If you’re from the St. John’s area, you can go to the hospital, have radiation and be back in your car in minutes, for a total cost of 50 cents for parking.

And before any of that — and this is a real scenario — you’ve already seen your family doctor, had blood tests, physical exams, a biopsy, medical scans, consults with a surgeon, surgery, a blood transfusion, multiple days of recovery in hospital (where you were medicated and fed), given supplies for home recuperation, had visits with a community nurse, consults with an oncologist, a nurse practitioner and a lymphatic nurse, and then 33 courses of radiation over seven weeks. Price tag? Whatever you paid for parking.

And, remember, that’s just for one health-care issue in your lifetime.

Canada’s health care system is not perfect.

There are gaps. Dental health, for example, can cost you plenty. Ditto for certain vital medications, even if you have insurance.

If the procedure you need is not performed here, you may have to undertake expensive travel and accommodation to get it. There can be long wait times for certain surgeries.

Urban centres offer more services than places that are further flung.

A serious illness may force you to take unpaid leave from work if you don’t have a good benefits plan — or even lose your job.

Mistakes are occasionally made.

So, medicare’s not perfect, no.

But when you consider the alternative, it really makes you appreciate what we have.

In the United States, there’s a name for what happens when illness has a devastating effect on your finances.

Almost half of new cancer patients in the U.S. will go on to lose their entire life savings.

The American Journal of Medicine defines “Financial toxicity” as the unintended financial consequences of medical treatment.

That means, for our neighbours to the south, cancer can wreak havoc in ways beyond the physical and emotional that people might not even imagine, let alone be able to plan and budget for.

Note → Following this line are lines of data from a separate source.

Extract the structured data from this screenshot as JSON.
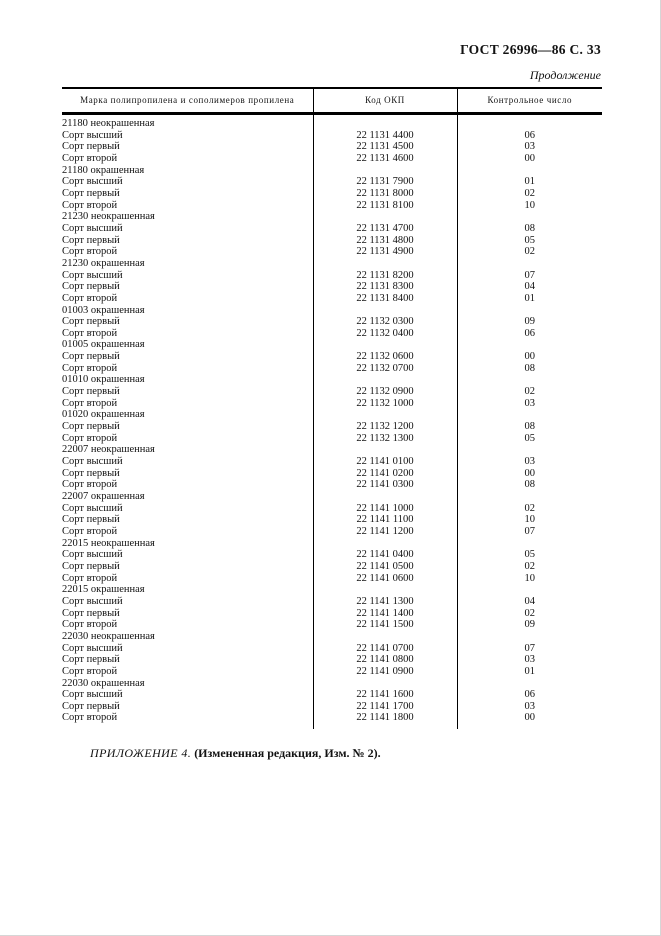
{
  "page_header": {
    "title": "ГОСТ 26996—86 С. 33"
  },
  "continuation_label": "Продолжение",
  "table": {
    "columns": [
      "Марка полипропилена и сополимеров пропилена",
      "Код ОКП",
      "Контрольное число"
    ],
    "rows": [
      [
        "21180 неокрашенная",
        "",
        ""
      ],
      [
        "Сорт высший",
        "22 1131 4400",
        "06"
      ],
      [
        "Сорт первый",
        "22 1131 4500",
        "03"
      ],
      [
        "Сорт второй",
        "22 1131 4600",
        "00"
      ],
      [
        "21180 окрашенная",
        "",
        ""
      ],
      [
        "Сорт высший",
        "22 1131 7900",
        "01"
      ],
      [
        "Сорт первый",
        "22 1131 8000",
        "02"
      ],
      [
        "Сорт второй",
        "22 1131 8100",
        "10"
      ],
      [
        "21230 неокрашенная",
        "",
        ""
      ],
      [
        "Сорт высший",
        "22 1131 4700",
        "08"
      ],
      [
        "Сорт первый",
        "22 1131 4800",
        "05"
      ],
      [
        "Сорт второй",
        "22 1131 4900",
        "02"
      ],
      [
        "21230 окрашенная",
        "",
        ""
      ],
      [
        "Сорт высший",
        "22 1131 8200",
        "07"
      ],
      [
        "Сорт первый",
        "22 1131 8300",
        "04"
      ],
      [
        "Сорт второй",
        "22 1131 8400",
        "01"
      ],
      [
        "01003 окрашенная",
        "",
        ""
      ],
      [
        "Сорт первый",
        "22 1132 0300",
        "09"
      ],
      [
        "Сорт второй",
        "22 1132 0400",
        "06"
      ],
      [
        "01005 окрашенная",
        "",
        ""
      ],
      [
        "Сорт первый",
        "22 1132 0600",
        "00"
      ],
      [
        "Сорт второй",
        "22 1132 0700",
        "08"
      ],
      [
        "01010 окрашенная",
        "",
        ""
      ],
      [
        "Сорт первый",
        "22 1132 0900",
        "02"
      ],
      [
        "Сорт второй",
        "22 1132 1000",
        "03"
      ],
      [
        "01020 окрашенная",
        "",
        ""
      ],
      [
        "Сорт первый",
        "22 1132 1200",
        "08"
      ],
      [
        "Сорт второй",
        "22 1132 1300",
        "05"
      ],
      [
        "22007 неокрашенная",
        "",
        ""
      ],
      [
        "Сорт высший",
        "22 1141 0100",
        "03"
      ],
      [
        "Сорт первый",
        "22 1141 0200",
        "00"
      ],
      [
        "Сорт второй",
        "22 1141 0300",
        "08"
      ],
      [
        "22007 окрашенная",
        "",
        ""
      ],
      [
        "Сорт высший",
        "22 1141 1000",
        "02"
      ],
      [
        "Сорт первый",
        "22 1141 1100",
        "10"
      ],
      [
        "Сорт второй",
        "22 1141 1200",
        "07"
      ],
      [
        "22015 неокрашенная",
        "",
        ""
      ],
      [
        "Сорт высший",
        "22 1141 0400",
        "05"
      ],
      [
        "Сорт первый",
        "22 1141 0500",
        "02"
      ],
      [
        "Сорт второй",
        "22 1141 0600",
        "10"
      ],
      [
        "22015 окрашенная",
        "",
        ""
      ],
      [
        "Сорт высший",
        "22 1141 1300",
        "04"
      ],
      [
        "Сорт первый",
        "22 1141 1400",
        "02"
      ],
      [
        "Сорт второй",
        "22 1141 1500",
        "09"
      ],
      [
        "22030 неокрашенная",
        "",
        ""
      ],
      [
        "Сорт высший",
        "22 1141 0700",
        "07"
      ],
      [
        "Сорт первый",
        "22 1141 0800",
        "03"
      ],
      [
        "Сорт второй",
        "22 1141 0900",
        "01"
      ],
      [
        "22030 окрашенная",
        "",
        ""
      ],
      [
        "Сорт высший",
        "22 1141 1600",
        "06"
      ],
      [
        "Сорт первый",
        "22 1141 1700",
        "03"
      ],
      [
        "Сорт второй",
        "22 1141 1800",
        "00"
      ]
    ]
  },
  "footer": {
    "appendix": "ПРИЛОЖЕНИЕ 4.",
    "note": "(Измененная редакция, Изм. № 2)."
  }
}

Almost half of new cancer patients in the U.S. will go on to lose their entire life savings.

That’s according to an October 2018 study by the American Journal of Medicine titled “Death or Debt? National Estimates of Financial Toxicity in Persons with Newly-Diagnosed Cancer.”

In February, National Public Radio (NPR) in the U.S. used that study as a springboard for an in-depth article about the high cost of cancer, interviewing Carol Marley, a hospital nurse with pancreatic cancer from Round Rock, Texas.

Unable to work because of her illness, Marley was spending her days trying to reconcile medical bills between insurance companies and pharmacies. An MRI bill for $870, for example, was rejected because there had been no pre-authorization. A bill for chemo was $18,400.

The couple paid out more than $10,000 in less than six months after Carol’s diagnosis.

She had decent insurance, but said the stress of worrying about her family’s finances in addition to her own health and mortality was almost too much to bear.

NPR reported that Carol and her husband “were hoping to retire early, buy an RV and drive around the country. Instead, they see their meticulous plans disappearing, even if Carol recovers.”

Carol Marley died Nov. 14, age 51.

Cancer is painful and terrifying enough, without having to worry about losing everything your family owns.

That’s worth considering if you get tangled up in road rage over something as simple as the traffic-snarled parking lot of the Health Sciences Centre.